Apoptosis: A prevalent mechanism to study liver injury
Apoptosis is the major mode of cell death in chronic viral hepatitis, though it is combined with necrosis (necroptosis) in cholestatic livers. Multiple signalling pathways can activate an intermixed regulated apoptotic network by involving host, pathogen, and microenvironment; including ER stress, death receptor-mediated cascade, ROS generation, and mitochondrial dysfunction, whereas necrosis is an acute, sudden and uncontrolled. The pathophysiologic role of apoptosis is complicated by contradictory evidences where lack of apoptosis or increased liver apoptosis may both result in hepatocellular cancer depending on the liver microenvironment. So the understanding of liver regeneration with both anti-apoptosis and pro-apoptosis is vital and beneficial for studying the liver repair responses. Even during acute liver insult the liver microenvironments are exposed to instant high levels of proinflammatory cytokines such as TNF-α, IL-1β, INF-ï§, caused by host-derived (‘DAMPs’) or pathogen-derived (‘PAMPs’) danger signals (e.g. LPS). Pro- and anti-apoptotic activities within a particular cell decide whether the balance will tip to one side or the other during liver injury. Inflection of cell specific apoptotic pathways may offer an effective way to protect against hepatic injury and HCC development by reducing the pressure for clonal expansion. Last year we uncovered the long term controversy on the ambivalent role of the pro-apoptotic BH3-only protein Bid in tumorigenesis (Biswas S et al. Cell Death Differ 2013; 20: 869–877, Editorial Choice) and PUMA in carcinogen (i.e. DEN; diethylnitrosamine)-driven liver cancer model of mice. It is also well established that in mammals, the liver serves as the main hematopoietic organ during a considerable period of prenatal ontogeny. In context of liver environment, the mechanisms of hepatic degeneration also comprised of a combination of cell-intrinsic and -extrinsic causes that ultimately alter the function of monocytes, macrophages and other mature blood lineages. Understanding the basis of on cell cycle and apoptotic pathways that modulate the hematopoietic stem and progenitor cells (HSPCs) accompanied with a progressive alteration of vasculature in bone marrow during development of fibrosis/ cirrhosis is important for new therapeutic resolution in the liver disease progression.

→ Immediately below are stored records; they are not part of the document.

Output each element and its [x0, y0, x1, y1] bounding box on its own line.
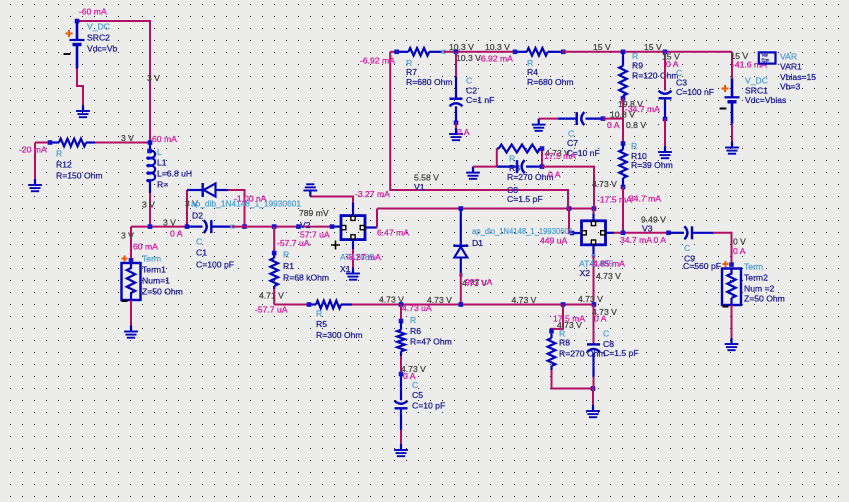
- svg-text:R=150 Ohm: R=150 Ohm: [56, 171, 103, 181]
- svg-text:4.73 V: 4.73 V: [512, 295, 537, 305]
- svg-text:R6: R6: [410, 326, 421, 336]
- svg-text:C: C: [466, 76, 472, 86]
- svg-text:Vdc=Vb: Vdc=Vb: [87, 44, 118, 54]
- svg-text:C: C: [196, 237, 202, 247]
- svg-text:R: R: [632, 51, 638, 61]
- svg-text:R=68 kOhm: R=68 kOhm: [283, 273, 329, 283]
- svg-text:-4.85 mA: -4.85 mA: [590, 259, 625, 269]
- svg-text:R=270 Ohm: R=270 Ohm: [507, 172, 554, 182]
- svg-text:R=: R=: [157, 180, 168, 190]
- svg-text:-6.92 mA: -6.92 mA: [478, 54, 513, 64]
- svg-text:R=120 Ohm: R=120 Ohm: [632, 71, 679, 81]
- svg-text:Vb=3: Vb=3: [780, 82, 801, 92]
- svg-text:60 mA: 60 mA: [152, 134, 177, 144]
- svg-text:3 V: 3 V: [121, 231, 134, 241]
- svg-text:3 V: 3 V: [163, 218, 176, 228]
- svg-text:R5: R5: [316, 319, 327, 329]
- svg-text:Z=50 Ohm: Z=50 Ohm: [142, 287, 183, 297]
- svg-text:V_DC: V_DC: [87, 22, 110, 32]
- svg-text:4.73 V: 4.73 V: [578, 294, 603, 304]
- svg-text:15 V: 15 V: [644, 42, 662, 52]
- svg-text:VAR: VAR: [780, 52, 797, 62]
- svg-text:Num =2: Num =2: [744, 284, 775, 294]
- svg-text:C=1.5 pF: C=1.5 pF: [507, 194, 543, 204]
- svg-text:V3: V3: [642, 224, 653, 234]
- svg-text:R=300 Ohm: R=300 Ohm: [316, 330, 363, 340]
- svg-text:-1.00 nA: -1.00 nA: [234, 194, 267, 204]
- svg-text:R=680 Ohm: R=680 Ohm: [527, 77, 574, 87]
- svg-text:C=1 nF: C=1 nF: [466, 95, 494, 105]
- svg-text:D2: D2: [192, 211, 203, 221]
- svg-text:4.73 V: 4.73 V: [596, 271, 621, 281]
- svg-text:V_DC: V_DC: [745, 76, 768, 86]
- svg-text:0.8 V: 0.8 V: [626, 120, 646, 130]
- svg-text:3 V: 3 V: [142, 200, 155, 210]
- svg-text:C=100 pF: C=100 pF: [196, 260, 234, 270]
- svg-text:C: C: [568, 129, 574, 139]
- svg-text:C5: C5: [412, 390, 423, 400]
- svg-text:Term2: Term2: [744, 273, 768, 283]
- svg-text:R=270 Ohm: R=270 Ohm: [559, 349, 606, 359]
- svg-text:5.58 V: 5.58 V: [414, 173, 439, 183]
- svg-text:3 V: 3 V: [147, 73, 160, 83]
- svg-text:C=100 nF: C=100 nF: [676, 87, 714, 97]
- svg-text:R: R: [283, 250, 289, 260]
- svg-text:0 A: 0 A: [170, 229, 183, 239]
- svg-text:L: L: [157, 147, 162, 157]
- svg-text:R7: R7: [406, 67, 417, 77]
- svg-text:C2: C2: [466, 86, 477, 96]
- svg-text:4.73 V: 4.73 V: [592, 179, 617, 189]
- svg-text:X1: X1: [340, 264, 351, 274]
- svg-text:L1: L1: [157, 158, 167, 168]
- svg-text:Term1: Term1: [142, 265, 166, 275]
- svg-text:Z=50 Ohm: Z=50 Ohm: [744, 294, 785, 304]
- svg-text:4.71 V: 4.71 V: [259, 291, 284, 301]
- svg-text:Vdc=Vbias: Vdc=Vbias: [745, 95, 786, 105]
- svg-text:0 A: 0 A: [666, 59, 679, 69]
- svg-text:17.5 mA: 17.5 mA: [544, 151, 576, 161]
- svg-text:C=1.5 pF: C=1.5 pF: [603, 348, 639, 358]
- svg-text:-17.5 mA: -17.5 mA: [597, 195, 632, 205]
- svg-text:6.47 mA: 6.47 mA: [377, 228, 409, 238]
- svg-text:789 mV: 789 mV: [299, 208, 329, 218]
- svg-text:Eqn: Eqn: [762, 58, 770, 63]
- svg-text:L=6.8 uH: L=6.8 uH: [157, 169, 192, 179]
- svg-text:X2: X2: [580, 268, 591, 278]
- svg-text:0 A: 0 A: [654, 235, 667, 245]
- svg-text:R: R: [410, 315, 416, 325]
- svg-text:-6.92 mA: -6.92 mA: [360, 56, 395, 66]
- svg-text:15 V: 15 V: [593, 42, 611, 52]
- svg-text:C3: C3: [676, 78, 687, 88]
- svg-text:60 mA: 60 mA: [133, 242, 158, 252]
- svg-text:R: R: [316, 309, 322, 319]
- svg-text:SRC1: SRC1: [745, 86, 768, 96]
- svg-text:R1: R1: [283, 261, 294, 271]
- svg-text:-8.27 mA: -8.27 mA: [346, 252, 381, 262]
- svg-text:10.3 V: 10.3 V: [485, 42, 510, 52]
- svg-text:10.3 V: 10.3 V: [449, 42, 474, 52]
- svg-text:-3.27 mA: -3.27 mA: [355, 189, 390, 199]
- svg-text:-57.7 uA: -57.7 uA: [255, 305, 288, 315]
- svg-text:R: R: [56, 149, 62, 159]
- svg-text:SRC2: SRC2: [87, 33, 110, 43]
- svg-text:34.7 mA: 34.7 mA: [620, 235, 652, 245]
- svg-text:0 A: 0 A: [607, 120, 620, 130]
- svg-text:Term: Term: [142, 254, 161, 264]
- svg-text:C: C: [412, 380, 418, 390]
- svg-text:C=10 pF: C=10 pF: [412, 401, 445, 411]
- svg-text:R=47 Ohm: R=47 Ohm: [410, 337, 452, 347]
- svg-text:34.7 mA: 34.7 mA: [629, 194, 661, 204]
- svg-text:C: C: [676, 68, 682, 78]
- svg-text:4.73 V: 4.73 V: [379, 295, 404, 305]
- svg-text:4.73 uA: 4.73 uA: [402, 303, 432, 313]
- svg-text:VAR1: VAR1: [780, 62, 802, 72]
- svg-text:0 A: 0 A: [548, 170, 561, 180]
- svg-text:C1: C1: [196, 248, 207, 258]
- svg-text:C=560 pF: C=560 pF: [683, 261, 721, 271]
- svg-text:R12: R12: [56, 160, 72, 170]
- svg-text:Term: Term: [744, 262, 763, 272]
- svg-text:ap_dio_1N4148_1_19930601: ap_dio_1N4148_1_19930601: [472, 226, 573, 236]
- svg-text:Vbias=15: Vbias=15: [780, 72, 816, 82]
- svg-text:-20 mA: -20 mA: [19, 145, 47, 155]
- svg-text:V1: V1: [414, 182, 425, 192]
- svg-text:0 A: 0 A: [457, 127, 470, 137]
- svg-text:R8: R8: [559, 338, 570, 348]
- svg-text:0 V: 0 V: [733, 237, 746, 247]
- svg-text:57.7 uA: 57.7 uA: [300, 230, 330, 240]
- svg-text:Num=1: Num=1: [142, 276, 170, 286]
- svg-text:10.8 V: 10.8 V: [610, 110, 635, 120]
- svg-text:997 uA: 997 uA: [465, 277, 493, 287]
- svg-text:R=680 Ohm: R=680 Ohm: [406, 77, 453, 87]
- svg-text:0 A: 0 A: [594, 314, 607, 324]
- svg-text:R=39 Ohm: R=39 Ohm: [631, 160, 673, 170]
- svg-text:-60 mA: -60 mA: [79, 7, 107, 17]
- svg-text:R9: R9: [632, 61, 643, 71]
- svg-text:D1: D1: [472, 238, 483, 248]
- svg-text:0 A: 0 A: [733, 246, 746, 256]
- svg-text:449 uA: 449 uA: [540, 236, 568, 246]
- svg-text:R4: R4: [527, 67, 538, 77]
- svg-text:C7: C7: [567, 138, 578, 148]
- svg-text:R: R: [631, 141, 637, 151]
- svg-text:V2: V2: [300, 220, 311, 230]
- svg-text:C: C: [603, 329, 609, 339]
- svg-text:R: R: [509, 154, 515, 164]
- svg-text:C: C: [684, 243, 690, 253]
- svg-text:3 V: 3 V: [121, 133, 134, 143]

Non-apoptotic cell death pathways
Besides understanding the apoptotic mechanisms, another area of interest is with regard to non-apopotic cell death mechanisms. In this regard a recent work from our group ( Babul et al, 2014) has shown cyclophilin B inhibition mediates a non-apoptotic form of alternate cell death viz., paraptosis. An attempt is being made to exploit the caspase independent cell death mechanisms for eliminating the cancer cells.
In context of liver, a degenerative feature such as cellular senescence not only acts as a barrier for regeneration but also to cancer progression (Ramakrishna et al, 2012, 2013). Hence cellular senescence has both beneficial and detrimental effects. Currently, studies are underway to examine the cytopathological alterations associated with senescence to develop new cellular markers to identify hepatocyte senescence especially in vivo. Additionally senescent cell appears to be metabolically active and we are trying to understand its cell autonomous and non-cell-autonomous functions in context of liver injury.